L'eurodéputé luxembourgeois et porte-parole pour l'énergie chez les Verts/ALE, a ajouté : « Nous ne savons toujours pas ce qu'il arrivera si un réacteur échoue au test de résistance. La promesse de la transparence totale dans l'évaluation des réacteurs nucléaires a également été rompue.

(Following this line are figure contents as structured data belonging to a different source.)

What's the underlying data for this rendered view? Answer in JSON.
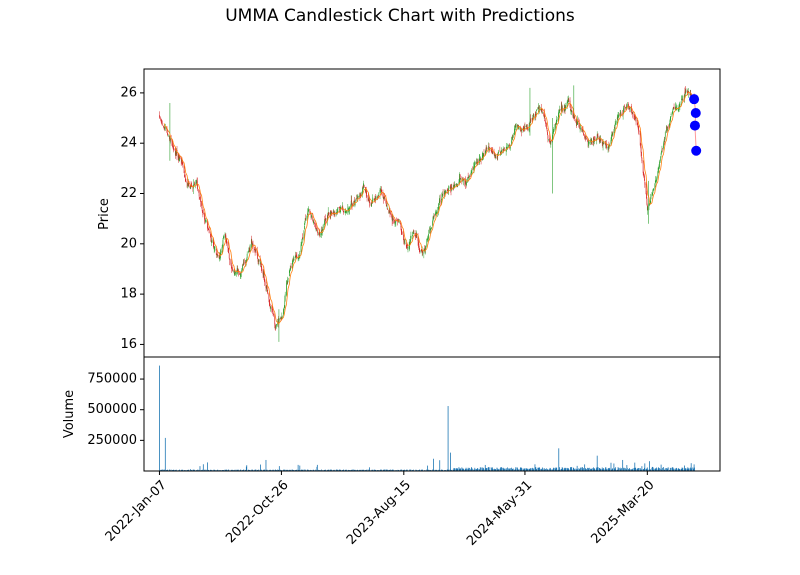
{
  "chart_data": {
    "title": "UMMA Candlestick Chart with Predictions",
    "type": "candlestick",
    "price_panel": {
      "ylabel": "Price",
      "ylim": [
        15.5,
        26.95
      ],
      "yticks": [
        16,
        18,
        20,
        22,
        24,
        26
      ],
      "ytick_labels": [
        "16",
        "18",
        "20",
        "22",
        "24",
        "26"
      ],
      "up_color": "#2ca02c",
      "down_color": "#d62728",
      "moving_average_color": "#ff7f0e",
      "prediction_color": "#0000ff",
      "prediction_line_color": "#ff9999",
      "trend": [
        [
          "2022-01-07",
          25.0
        ],
        [
          "2022-01-21",
          24.4
        ],
        [
          "2022-02-10",
          23.8
        ],
        [
          "2022-03-01",
          23.3
        ],
        [
          "2022-03-20",
          22.0
        ],
        [
          "2022-04-05",
          22.6
        ],
        [
          "2022-04-25",
          21.2
        ],
        [
          "2022-05-12",
          20.2
        ],
        [
          "2022-05-30",
          19.4
        ],
        [
          "2022-06-12",
          20.5
        ],
        [
          "2022-06-28",
          19.0
        ],
        [
          "2022-07-20",
          18.9
        ],
        [
          "2022-08-15",
          20.0
        ],
        [
          "2022-09-05",
          19.3
        ],
        [
          "2022-09-25",
          17.8
        ],
        [
          "2022-10-12",
          16.6
        ],
        [
          "2022-10-26",
          16.9
        ],
        [
          "2022-11-15",
          19.0
        ],
        [
          "2022-12-08",
          19.6
        ],
        [
          "2022-12-30",
          21.5
        ],
        [
          "2023-01-25",
          20.3
        ],
        [
          "2023-02-15",
          21.2
        ],
        [
          "2023-03-15",
          21.3
        ],
        [
          "2023-04-15",
          21.6
        ],
        [
          "2023-05-10",
          22.3
        ],
        [
          "2023-05-30",
          21.7
        ],
        [
          "2023-06-20",
          22.2
        ],
        [
          "2023-07-10",
          21.3
        ],
        [
          "2023-08-01",
          20.9
        ],
        [
          "2023-08-20",
          19.9
        ],
        [
          "2023-09-10",
          20.5
        ],
        [
          "2023-09-30",
          19.5
        ],
        [
          "2023-10-20",
          20.8
        ],
        [
          "2023-11-10",
          21.8
        ],
        [
          "2023-12-05",
          22.3
        ],
        [
          "2024-01-10",
          22.5
        ],
        [
          "2024-02-05",
          23.2
        ],
        [
          "2024-03-01",
          24.0
        ],
        [
          "2024-03-25",
          23.8
        ],
        [
          "2024-04-15",
          23.5
        ],
        [
          "2024-05-10",
          24.7
        ],
        [
          "2024-05-31",
          24.4
        ],
        [
          "2024-06-20",
          25.0
        ],
        [
          "2024-07-10",
          25.5
        ],
        [
          "2024-07-31",
          24.0
        ],
        [
          "2024-08-20",
          25.2
        ],
        [
          "2024-09-10",
          25.6
        ],
        [
          "2024-10-05",
          24.8
        ],
        [
          "2024-10-30",
          23.9
        ],
        [
          "2024-11-20",
          24.3
        ],
        [
          "2024-12-15",
          23.8
        ],
        [
          "2025-01-10",
          25.0
        ],
        [
          "2025-02-01",
          25.6
        ],
        [
          "2025-02-25",
          24.6
        ],
        [
          "2025-03-20",
          21.6
        ],
        [
          "2025-04-08",
          22.5
        ],
        [
          "2025-04-28",
          24.0
        ],
        [
          "2025-05-15",
          25.0
        ],
        [
          "2025-06-01",
          25.4
        ],
        [
          "2025-06-20",
          25.9
        ],
        [
          "2025-07-10",
          25.7
        ]
      ],
      "predictions": [
        [
          "2025-07-10",
          25.75
        ],
        [
          "2025-07-14",
          25.2
        ],
        [
          "2025-07-12",
          24.7
        ],
        [
          "2025-07-15",
          23.7
        ]
      ]
    },
    "volume_panel": {
      "ylabel": "Volume",
      "ylim": [
        0,
        930000
      ],
      "yticks": [
        250000,
        500000,
        750000
      ],
      "ytick_labels": [
        "250000",
        "500000",
        "750000"
      ],
      "bar_color": "#1f77b4",
      "spikes": [
        [
          "2022-01-07",
          860000
        ],
        [
          "2022-01-21",
          270000
        ],
        [
          "2022-03-22",
          15000
        ],
        [
          "2022-04-22",
          55000
        ],
        [
          "2022-05-02",
          70000
        ],
        [
          "2022-09-19",
          90000
        ],
        [
          "2022-12-05",
          50000
        ],
        [
          "2023-01-20",
          50000
        ],
        [
          "2023-10-25",
          100000
        ],
        [
          "2023-11-09",
          88000
        ],
        [
          "2023-11-29",
          530000
        ],
        [
          "2023-12-05",
          150000
        ],
        [
          "2024-08-20",
          185000
        ],
        [
          "2024-10-03",
          42000
        ],
        [
          "2024-11-20",
          125000
        ],
        [
          "2025-01-20",
          90000
        ],
        [
          "2025-03-15",
          115000
        ],
        [
          "2025-03-25",
          80000
        ]
      ]
    },
    "xaxis": {
      "range": [
        "2021-12-01",
        "2025-09-10"
      ],
      "tick_dates": [
        "2022-01-07",
        "2022-10-26",
        "2023-08-15",
        "2024-05-31",
        "2025-03-20"
      ],
      "tick_labels": [
        "2022-Jan-07",
        "2022-Oct-26",
        "2023-Aug-15",
        "2024-May-31",
        "2025-Mar-20"
      ],
      "data_end": "2025-07-11"
    }
  }
}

Les évaluations par les pairs auront également lieu bien trop tard, longtemps après la fin du débat politique sur le sujet ».

« Le commissaire Oettinger tente de promouvoir cet accord, mais personne ne devrait être dupe, il est revenu sur ses promesses », a continué M. Turmes.

Le ministre autrichien à l'environnement, Nikolaus Berlakovich, a salué l'accord qui lancera les évaluations de sécurité dans l'UE pour les centrales nucléaires, affirmant que c'était le début d'une nouvelle ère en termes de sécurité nucléaire en Europe, a rapporté l'AFP.

Cet accord fut « un succès complet » et a respecté toutes les attentes de l'Autriche, a déclaré M. Berlakovich lors d'une conférence de presse.

L'Autriche ne possède aucune centrale nucléaire en fonctionnement et fut l'instigateur de l'introduction de tests de résistance nucléaire rigoureux à l'échelle de l'UE.

Prochaines étapes : 
  • 15 août : les opérateurs nationaux fourniront à la Commission leur premier rapport.
  • 15 sept. : les régulateurs nationaux livreront leur premier rapport.
  • 31 oct. : le rapport final des opérateurs sera disponible; les rapports nationaux finaux seront disponibles d'ici la fin de l'année.
  • 9 déc. : le Commission fera son rapport au cours du sommet de l'UE.
Contexte : 

Suite au tremblement de terre et au tsunami du 11 mars au Japon et à la catastrophe nucléaire de Fukushima, les dirigeants européens ont accepté le 25 mars d'établir des « normes plus strictes » de sécurité nucléaire et de soumettre toutes les centrales à des « tests de résistance ».

Les 143 centrales nucléaires qui fonctionnent en Europe ainsi que les six en construction et les 15 en projet, devraient pouvoir résister à toutes les menaces possibles, y compris au crash d'un avion comme lors des attaques terroristes du 11 septembre aux Etats-Unis, une cyberattaque ou les agissements d'un opérateur qui aurait perdu l'esprit, ont décidé les dirigeants en mars.

Toutefois, les experts nationaux et les régulateurs de plusieurs pays de l’UE possédant des réacteurs nucléaires se sont opposés à l’ajout des attaques terroristes dans la révision de sécurité de leurs installations nucléaires.

La Commission européenne souhaite également que ces tests de résistances soient réalisés dans d'autres pays, en particulier en Suisse, en Russie, en Ukraine et en Arménie.